Cossé qu’a radote Delphine…

Delphine B.B. Bosse

J’ne sais pas trop «about» vous z’autres… Bin moi, j’crois vraiment dans lés fantômes! Pas dans ceusses-là qui flappant dans l’vent, à r’sembler dés drâps d’lits blancs. Ej parle dés mozus d’apparitions là-là de parsounnes mortes qui hantent surtout lés gorniers sombres d’anciennes maisons à draguer bruyamment de lourdes chaînes à «scratché» la surface d’un plancher en bois franc.

Moi, la dérangeante revenante qu’habite l’étage supérieur d’mon condo, s’noumme Matante Estelle (qué apparemment d’la parenté sus l’bôrd à la mére d’ma «funny landlady»). À chaque souaire, proche de mênuit; en travers du «ceiling» d’ma chambre à coucher, au d’sus d’mon lit… Ouaye! Ça coummence avec t’un râle sinistre très bas, qu’augmente p’tit par p’tit de tcheques octaves aigues; ensuite invitant lés pattes de la vieille chaise à berceuse là-haut à voulouaire s’mettre à grincer à la mélodie à faire courir dés frissons d’peur sus le long dés bras…

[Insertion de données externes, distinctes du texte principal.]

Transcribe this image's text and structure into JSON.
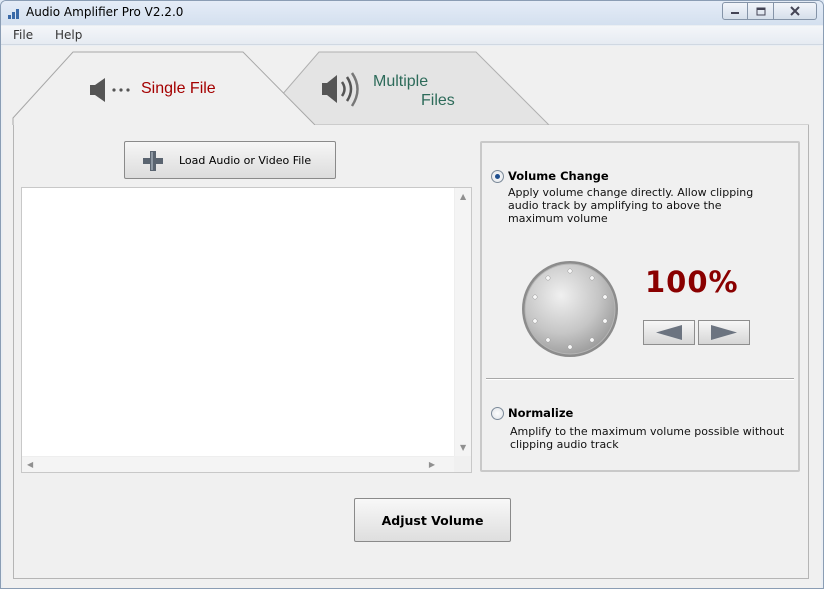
{
  "window": {
    "title": "Audio Amplifier Pro V2.2.0"
  },
  "menu": {
    "items": [
      "File",
      "Help"
    ]
  },
  "tabs": {
    "single": {
      "label": "Single File",
      "icon": "speaker-icon"
    },
    "multiple": {
      "label_line1": "Multiple",
      "label_line2": "Files",
      "icon": "speaker-loud-icon"
    }
  },
  "load_button": {
    "label": "Load Audio or Video File",
    "icon": "plus-icon"
  },
  "options": {
    "volume_change": {
      "title": "Volume Change",
      "desc_line1": "Apply volume change directly. Allow clipping",
      "desc_line2": "audio track by amplifying to above the",
      "desc_line3": "maximum volume",
      "checked": true
    },
    "normalize": {
      "title": "Normalize",
      "desc_line1": "Amplify to the maximum volume possible without",
      "desc_line2": "clipping audio track",
      "checked": false
    }
  },
  "volume": {
    "value_text": "100%"
  },
  "adjust_button": {
    "label": "Adjust Volume"
  },
  "colors": {
    "accent_red": "#a40000",
    "tab_teal": "#2d6b5a",
    "percent_red": "#8a0000"
  }
}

À t’utes lés fois que j’m’ai dépêché à perdre souffle, vers le haut dés marches du gornier, pour asseyer «d’investigaté» cossé qui pouvait possiblement s’brâsser??? Ouaye! «As always»… La chaise «rockait back-and-forth»; «spooky enough», sans parsounne d’assise dans l’fessier du meuble… Yinc t’une fois, ej pense d’m’aouaire imaginé, pour tcheques méli-secondes, la silhouette transparente d’une femme de lueur bleuâtre; mais qu’a disparu, t’en flottant aussi vite (POUFFE) en travers du plafond d’plâtre.

J’ai bin y’eu beau d’prononcer doucement son nom: <<Matante Estelle! Aaaah, Matante Estelle!>> Ouaye! Afin d’l’encourager d’n’aouaire pas peur à voulouaire m’apparaître… Mais parce qu’la mozus de verrat refuse carrément d’interagir avec moi. J’ai bin beau d’en parler aux autres, jusqu’à ce qu’j’en perd souffle… Mais «hey», n’ayant pas la preuve concrète de son existence; pis ni d’enregistrement du vacarme qu’à mène… La majorité dés non-croyants ne sont pas z’à blâmer, s’ils me considèrent coumme étant la plus grande menteuse du bloc.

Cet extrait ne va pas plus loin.